Città di Giulianova
- Full name: Associazione Sportiva Dilettantistica Città di Giulianova 1924 Attività Sportiva Dilettantistica
- Nickname(s): Giallorossi (yellow-reds)
- Founded: 1974 (Cologna Paese) 2012 (relocation)
- Dissolved: 2016
- Ground: Stadio Rubens Fadini, Giulianova, Italy
- Capacity: 4,347
- Chairman: Ferdinando Perletta
- 2015–16: Serie D/F, 17th (relegated)
| Home colours | Away colours |

= ASD Città di Giulianova 1924 =

Italian football club

A.S.D. Città di Giulianova 1924 A.R.L. was an Italian association football club based in Giulianova, in the province of Teramo, Abruzzo. Relocated from Roseto degli Abruzzi in 2012, Città di Giulianova played in Eccellenza Abruzzo in 2012–13 season and Serie D from 2013 to 2016.

The club was an illegitimate phoenix club of Giulianova Calcio (matricola number: 21780). In 2016 Città di Giulianova was replaced by A.S.D. Real Giulianova.

==History==

===A.S.D. Cologna Paese Calcio===
A.S.D. Cologna Paese Calcio (matricola number: 61845), based in Cologna Paese frazione, Roseto degli Abruzzi, in the province of Teramo, won 2007 Eccellenza Abruzzo and promotion to Serie D. That season the club signed former professional footballer Antonio Croce, who returned to professional football in 2008. In 2008 the club also relegated back to Eccellenza.

In 2012 the sports title was relocated to Giulianova by the decision of the club president Ferdinando Perletta.
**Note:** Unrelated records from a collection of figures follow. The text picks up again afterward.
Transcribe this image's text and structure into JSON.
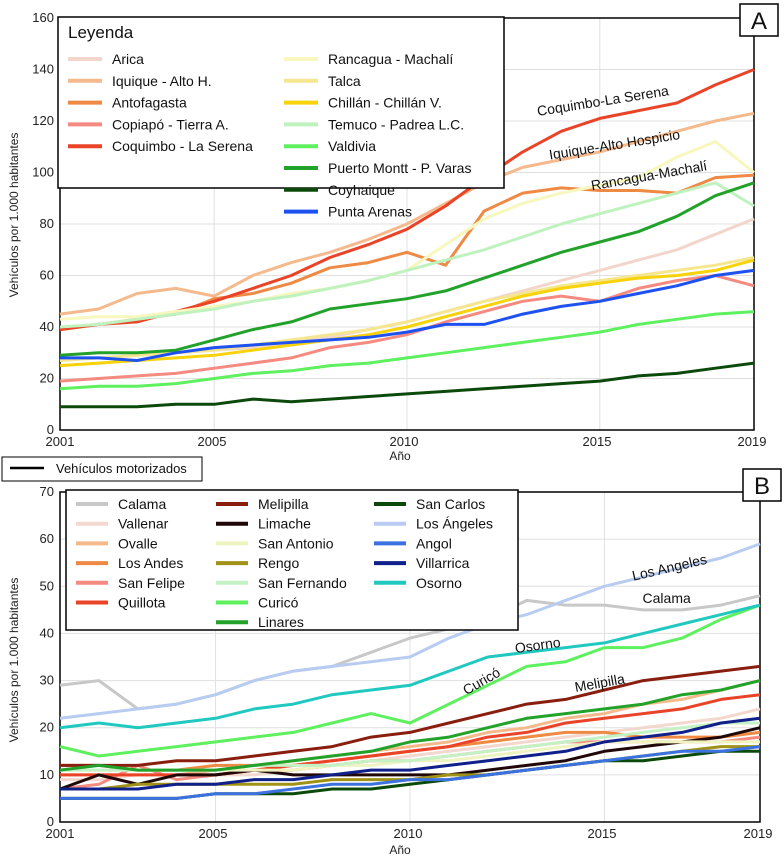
{
  "divider_legend": {
    "label": "Vehículos motorizados",
    "color": "#000000"
  },
  "chart_data": [
    {
      "type": "line",
      "panel": "A",
      "legend_title": "Leyenda",
      "xlabel": "Año",
      "ylabel": "Vehículos por 1.000 habitantes",
      "xlim": [
        2001,
        2019
      ],
      "ylim": [
        0,
        160
      ],
      "xticks": [
        2001,
        2005,
        2010,
        2015,
        2019
      ],
      "yticks": [
        0,
        20,
        40,
        60,
        80,
        100,
        120,
        140,
        160
      ],
      "grid": true,
      "legend_position": "top-left",
      "x": [
        2001,
        2002,
        2003,
        2004,
        2005,
        2006,
        2007,
        2008,
        2009,
        2010,
        2011,
        2012,
        2013,
        2014,
        2015,
        2016,
        2017,
        2018,
        2019
      ],
      "series": [
        {
          "name": "Arica",
          "color": "#f2d6cc",
          "values": [
            27,
            28,
            29,
            30,
            31,
            32,
            34,
            36,
            39,
            42,
            46,
            50,
            54,
            58,
            62,
            66,
            70,
            76,
            82
          ]
        },
        {
          "name": "Iquique - Alto H.",
          "color": "#f4b98c",
          "values": [
            45,
            47,
            53,
            55,
            52,
            60,
            65,
            69,
            74,
            80,
            88,
            96,
            102,
            105,
            108,
            112,
            116,
            120,
            123
          ]
        },
        {
          "name": "Antofagasta",
          "color": "#ee8a44",
          "values": [
            39,
            41,
            43,
            45,
            51,
            53,
            57,
            63,
            65,
            69,
            64,
            85,
            92,
            94,
            93,
            93,
            92,
            98,
            99
          ]
        },
        {
          "name": "Copiapó - Tierra A.",
          "color": "#f58a80",
          "values": [
            19,
            20,
            21,
            22,
            24,
            26,
            28,
            32,
            34,
            37,
            42,
            46,
            50,
            52,
            50,
            55,
            58,
            60,
            56
          ]
        },
        {
          "name": "Coquimbo - La Serena",
          "color": "#ea4428",
          "values": [
            39,
            41,
            42,
            46,
            50,
            55,
            60,
            67,
            72,
            78,
            87,
            98,
            108,
            116,
            121,
            124,
            127,
            134,
            140
          ]
        },
        {
          "name": "Rancagua - Machalí",
          "color": "#f7f7be",
          "values": [
            43,
            44,
            44,
            46,
            48,
            50,
            53,
            55,
            58,
            62,
            72,
            82,
            88,
            92,
            95,
            98,
            106,
            112,
            100
          ]
        },
        {
          "name": "Talca",
          "color": "#f5e690",
          "values": [
            27,
            28,
            29,
            30,
            31,
            33,
            35,
            37,
            39,
            42,
            46,
            50,
            53,
            56,
            58,
            60,
            62,
            64,
            67
          ]
        },
        {
          "name": "Chillán - Chillán V.",
          "color": "#f8d20a",
          "values": [
            25,
            26,
            27,
            28,
            29,
            31,
            33,
            35,
            37,
            40,
            44,
            48,
            52,
            55,
            57,
            59,
            60,
            62,
            66
          ]
        },
        {
          "name": "Temuco - Padrea L.C.",
          "color": "#bff2bf",
          "values": [
            40,
            41,
            43,
            45,
            47,
            50,
            52,
            55,
            58,
            62,
            66,
            70,
            75,
            80,
            84,
            88,
            92,
            96,
            87
          ]
        },
        {
          "name": "Valdivia",
          "color": "#5ef05e",
          "values": [
            16,
            17,
            17,
            18,
            20,
            22,
            23,
            25,
            26,
            28,
            30,
            32,
            34,
            36,
            38,
            41,
            43,
            45,
            46
          ]
        },
        {
          "name": "Puerto Montt - P. Varas",
          "color": "#22a22a",
          "values": [
            29,
            30,
            30,
            31,
            35,
            39,
            42,
            47,
            49,
            51,
            54,
            59,
            64,
            69,
            73,
            77,
            83,
            91,
            96
          ]
        },
        {
          "name": "Coyhaique",
          "color": "#0c4a0c",
          "values": [
            9,
            9,
            9,
            10,
            10,
            12,
            11,
            12,
            13,
            14,
            15,
            16,
            17,
            18,
            19,
            21,
            22,
            24,
            26
          ]
        },
        {
          "name": "Punta Arenas",
          "color": "#1e52f0",
          "values": [
            28,
            28,
            27,
            30,
            32,
            33,
            34,
            35,
            36,
            38,
            41,
            41,
            45,
            48,
            50,
            53,
            56,
            60,
            62
          ]
        }
      ],
      "annotations": [
        {
          "text": "Coquimbo-La Serena",
          "x": 2015.1,
          "y": 126,
          "angle": -9
        },
        {
          "text": "Iquique-Alto Hospicio",
          "x": 2015.4,
          "y": 109,
          "angle": -9
        },
        {
          "text": "Rancagua-Machalí",
          "x": 2016.3,
          "y": 97,
          "angle": -10
        }
      ]
    },
    {
      "type": "line",
      "panel": "B",
      "xlabel": "Año",
      "ylabel": "Vehículos por 1.000 habitantes",
      "xlim": [
        2001,
        2019
      ],
      "ylim": [
        0,
        70
      ],
      "xticks": [
        2001,
        2005,
        2010,
        2015,
        2019
      ],
      "yticks": [
        0,
        10,
        20,
        30,
        40,
        50,
        60,
        70
      ],
      "grid": true,
      "legend_position": "top-left",
      "x": [
        2001,
        2002,
        2003,
        2004,
        2005,
        2006,
        2007,
        2008,
        2009,
        2010,
        2011,
        2012,
        2013,
        2014,
        2015,
        2016,
        2017,
        2018,
        2019
      ],
      "series": [
        {
          "name": "Calama",
          "color": "#c8c8c8",
          "values": [
            29,
            30,
            24,
            25,
            27,
            30,
            32,
            33,
            36,
            39,
            41,
            43,
            47,
            46,
            46,
            45,
            45,
            46,
            48
          ]
        },
        {
          "name": "Vallenar",
          "color": "#f2d8ce",
          "values": [
            9,
            9,
            10,
            10,
            10,
            10,
            11,
            12,
            13,
            14,
            15,
            16,
            17,
            18,
            19,
            20,
            21,
            22,
            24
          ]
        },
        {
          "name": "Ovalle",
          "color": "#f4ba8c",
          "values": [
            10,
            10,
            10,
            10,
            11,
            12,
            13,
            14,
            15,
            16,
            17,
            19,
            20,
            22,
            23,
            25,
            26,
            28,
            30
          ]
        },
        {
          "name": "Los Andes",
          "color": "#ee8a44",
          "values": [
            12,
            12,
            11,
            11,
            12,
            12,
            12,
            13,
            14,
            15,
            16,
            17,
            18,
            19,
            19,
            18,
            18,
            18,
            19
          ]
        },
        {
          "name": "San Felipe",
          "color": "#f58a80",
          "values": [
            7,
            8,
            12,
            9,
            10,
            11,
            11,
            12,
            13,
            13,
            14,
            15,
            16,
            17,
            17,
            17,
            17,
            17,
            18
          ]
        },
        {
          "name": "Quillota",
          "color": "#ea4428",
          "values": [
            10,
            10,
            10,
            10,
            10,
            11,
            12,
            13,
            14,
            15,
            16,
            18,
            19,
            21,
            22,
            23,
            24,
            26,
            27
          ]
        },
        {
          "name": "Melipilla",
          "color": "#8a1e0e",
          "values": [
            12,
            12,
            12,
            13,
            13,
            14,
            15,
            16,
            18,
            19,
            21,
            23,
            25,
            26,
            28,
            30,
            31,
            32,
            33
          ]
        },
        {
          "name": "Limache",
          "color": "#200808",
          "values": [
            7,
            10,
            8,
            10,
            10,
            11,
            10,
            10,
            10,
            10,
            10,
            11,
            12,
            13,
            15,
            16,
            17,
            18,
            20
          ]
        },
        {
          "name": "San Antonio",
          "color": "#eef3c0",
          "values": [
            11,
            11,
            11,
            11,
            11,
            11,
            11,
            12,
            12,
            13,
            13,
            14,
            15,
            16,
            17,
            17,
            17,
            17,
            17
          ]
        },
        {
          "name": "Rengo",
          "color": "#a09216",
          "values": [
            7,
            7,
            8,
            8,
            8,
            8,
            8,
            9,
            9,
            9,
            10,
            10,
            11,
            12,
            13,
            14,
            15,
            16,
            16
          ]
        },
        {
          "name": "San Fernando",
          "color": "#c4f2c4",
          "values": [
            11,
            11,
            11,
            11,
            11,
            12,
            12,
            12,
            13,
            13,
            14,
            15,
            16,
            17,
            18,
            19,
            20,
            21,
            21
          ]
        },
        {
          "name": "Curicó",
          "color": "#5ef05e",
          "values": [
            16,
            14,
            15,
            16,
            17,
            18,
            19,
            21,
            23,
            21,
            25,
            29,
            33,
            34,
            37,
            37,
            39,
            43,
            46
          ]
        },
        {
          "name": "Linares",
          "color": "#22a22a",
          "values": [
            11,
            12,
            11,
            11,
            11,
            12,
            13,
            14,
            15,
            17,
            18,
            20,
            22,
            23,
            24,
            25,
            27,
            28,
            30
          ]
        },
        {
          "name": "San Carlos",
          "color": "#0c4a0c",
          "values": [
            5,
            5,
            5,
            5,
            6,
            6,
            6,
            7,
            7,
            8,
            9,
            10,
            11,
            12,
            13,
            13,
            14,
            15,
            15
          ]
        },
        {
          "name": "Los Ángeles",
          "color": "#b8ccf2",
          "values": [
            22,
            23,
            24,
            25,
            27,
            30,
            32,
            33,
            34,
            35,
            39,
            42,
            44,
            47,
            50,
            52,
            54,
            56,
            59
          ]
        },
        {
          "name": "Angol",
          "color": "#3c72e0",
          "values": [
            5,
            5,
            5,
            5,
            6,
            6,
            7,
            8,
            8,
            9,
            9,
            10,
            11,
            12,
            13,
            14,
            15,
            15,
            16
          ]
        },
        {
          "name": "Villarrica",
          "color": "#10208a",
          "values": [
            7,
            7,
            7,
            8,
            8,
            9,
            9,
            10,
            11,
            11,
            12,
            13,
            14,
            15,
            17,
            18,
            19,
            21,
            22
          ]
        },
        {
          "name": "Osorno",
          "color": "#20c8c0",
          "values": [
            20,
            21,
            20,
            21,
            22,
            24,
            25,
            27,
            28,
            29,
            32,
            35,
            36,
            37,
            38,
            40,
            42,
            44,
            46
          ]
        }
      ],
      "annotations": [
        {
          "text": "Los Angeles",
          "x": 2016.7,
          "y": 53,
          "angle": -13
        },
        {
          "text": "Calama",
          "x": 2016.6,
          "y": 46.5,
          "angle": 0
        },
        {
          "text": "Osorno",
          "x": 2013.3,
          "y": 36.5,
          "angle": -8
        },
        {
          "text": "Curicó",
          "x": 2011.9,
          "y": 29,
          "angle": -30
        },
        {
          "text": "Melipilla",
          "x": 2014.9,
          "y": 28.5,
          "angle": -10
        }
      ]
    }
  ]
}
At the same time A.S.D. Cologna Spiaggia (matricola number: 73826), from the frazione of the same name, also in Roseto degli Abruzzi, renamed to A.S.D. Cologna (later A.S.D. Cologna Città di Roseto and A.S.D. Cologna Calcio) as the representatives of the two frazioni, in Prima Categoria. However, Cologna Paese was re-founded and chaired by Daniele Perletta, son of Ferdinando Perletta in Terza Categoria in some time later.

Cologna Paese had a rivality with Rosetana, a club based in Roseto degli Abruzzi.
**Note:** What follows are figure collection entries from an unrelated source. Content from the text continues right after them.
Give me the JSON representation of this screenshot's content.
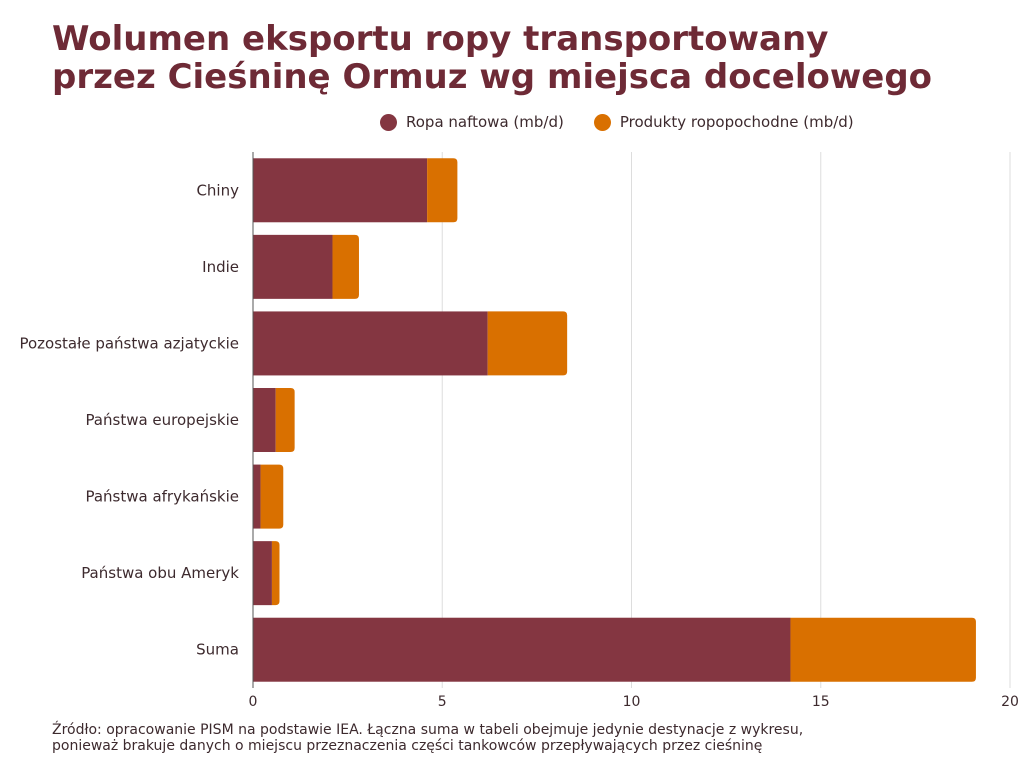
{
  "chart_data": {
    "type": "bar",
    "orientation": "horizontal",
    "stacked": true,
    "title_line1": "Wolumen eksportu ropy transportowany",
    "title_line2": "przez Cieśninę Ormuz wg miejsca docelowego",
    "categories": [
      "Chiny",
      "Indie",
      "Pozostałe państwa azjatyckie",
      "Państwa europejskie",
      "Państwa afrykańskie",
      "Państwa obu Ameryk",
      "Suma"
    ],
    "series": [
      {
        "name": "Ropa naftowa (mb/d)",
        "color": "#843641",
        "values": [
          4.6,
          2.1,
          6.2,
          0.6,
          0.2,
          0.5,
          14.2
        ]
      },
      {
        "name": "Produkty ropopochodne (mb/d)",
        "color": "#d97000",
        "values": [
          0.8,
          0.7,
          2.1,
          0.5,
          0.6,
          0.2,
          4.9
        ]
      }
    ],
    "xlim": [
      0,
      20
    ],
    "xticks": [
      "0",
      "5",
      "10",
      "15",
      "20"
    ],
    "xlabel": "",
    "ylabel": "",
    "grid": true,
    "legend_position": "top-right"
  },
  "footnote": {
    "line1": "Źródło: opracowanie PISM na podstawie IEA. Łączna suma w tabeli obejmuje jedynie destynacje z wykresu,",
    "line2": "ponieważ brakuje danych o miejscu przeznaczenia części tankowców przepływających przez cieśninę"
  }
}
===A.S.D. Città di Giulianova 1924===
In 2012, after the bankruptcy of Giulianova Calcio, Cologna Paese was allowed by Italian Football Federation to relocate to Giulianova. The club also renamed itself to A.S.D. Città di Giulianova 1924 (matricola number: 61845). The club won promotion to Serie D in 2013. In 2015, Città di Giulianova did not renew the contract with Giuliesi per Sempre, the owner of the logo of the original Giulianova team.
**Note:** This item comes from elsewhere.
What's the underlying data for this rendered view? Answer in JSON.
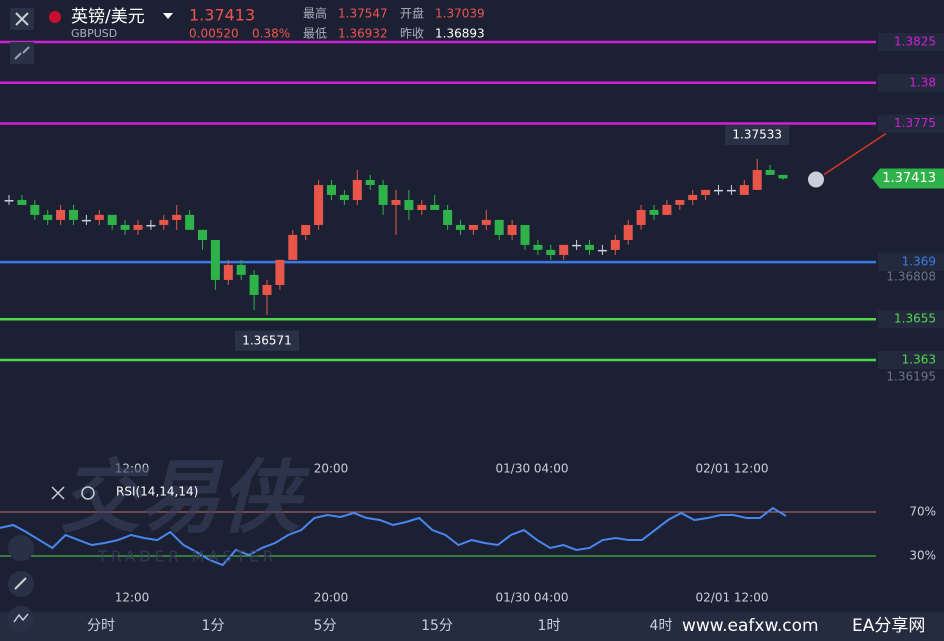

Scuola Calcio Giulianova, a football academy, was a partner of Città di Giulianova. However, in 2014 S.C. Giulianova merged with Colleranesco to become another team which compete in adult football league, as Calcio Giulianova.

In 2016 the club was relegated from Serie D. However, the club did not play in Eccellenza Abruzzo either. Another new team A.S.D. Real Giulianova was birth in Promozione by the relocation of A.S.D. Castellalto.

==Colors and badge==
Its colours are yellow and red.

==Stadium==
It plays its home matches at Stadio Rubens Fadini.